Built: In 1942 by a private manufacturer in Germany who worked for the Deutsche Reichsbahn (German state railway). The car’s “builder’s plate,” discovered Nov. 28, 2005 during the restoration process, carried the inscription: “Gottfried Lindner Aktiengesellschaft, Ammendorf bei Halle,” and showed a “works number” of 6953 and year of production as 1942. Ammendorf was a rail production facility near the city of Halle in central Germany. Production of this model ceased in 1942 due to a lack of materials. All cars produced for German authorities after 1942 had a different style.
Model: One of 28,000 round-roof, covered freight cars of the “Grhs Oppeln” style manufactured during this period. The Museum car will be the only round-roof model on display in North America. This model was named after the city of Oppeln in the province of Upper Silesia (Oberschlesien), where the Auschwitz death camp was located. All German rail car models of this period were named after German cities as a matter of identification convenience, however, so the name has no direct relation to use, if any, to carry prisoners to Auschwitz or other camps.
Use: Originally built to transport cattle, grain and other commodities. As used in many countries across Europe during World War II, these cars carried up to 100 people for as long as 72 hours.
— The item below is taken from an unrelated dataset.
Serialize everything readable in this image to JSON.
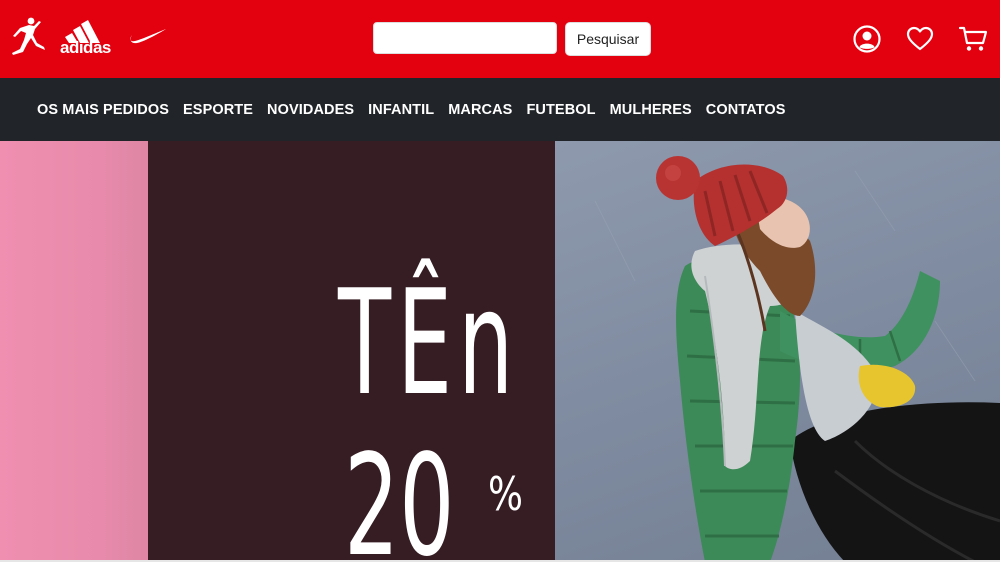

As used within Poland, as many as 200 people were crammed into a single car for as long as 6 to 8 hours. Trains often were sidetracked or delayed, however, resulting in trips that sometimes took days to complete. Many occupants died en route to their destinations.
Nickname: Commonly known as the “Treblinka Car” after World War II because cars of this type were identified as having carried prisoners to the Treblinka death camp. Others were photographed near Auschwitz.
Height: 4.1 meters (13.5 feet)
Width: 2.8 meters (9.2 feet)
Length: 7.8 meters, (25.7 feet), with bumpers: 10.5 meters (34.6 feet)
Weight: 10.5 metric tons (23,150 lbs)
Acquisition: Located for Holocaust Museum Houston in Blankenburg, Germany in 2005 while being used by a private railway workshop for storage of spare railway parts. Acquired by Holocaust Museum Houston in October 2005.
Authentication: Authenticated and documented by Alfred Gottwaldt, senior curator for railways for the Deutsches Technikmuseum Berlin (German Museum of Technology and Transportation in Berlin). Gottwaldt is one of the world’s leading experts on the history of German rail transports during the Holocaust, having studied the field extensively since 1987.
Transport to Houston: On board the world’s largest production cargo aircraft, an Antonov AN-124-100F (Ruslan), operated by Polet Airlines, a Russian-based cargo airline under direction and management of EP-Team, Inc., an international logistics management company specializing in providing unique transport and logistics solutions. The car was flown to Fort Worth Alliance Airport and then carried via highway by heavy transport by Emmert International to Houston.
Technical Advantages for Human Transport:
- The “Oppeln” model included an enlarged axle position and the requisite reinforced framework for heavy transports throughout the car.
- The drive assembly and axle position allowed for a quieter ride at higher velocities.
- The brake housing – with a maximum velocity of 100 km/hour versus that of cars with a pneumatic system, which could only reach 80 km/hour – allowed for faster transport of prisoners to the various camps.
- The “Oppeln” style car included fixed steps to allow faster loading and unloading of human cargo at sites without a railway platform.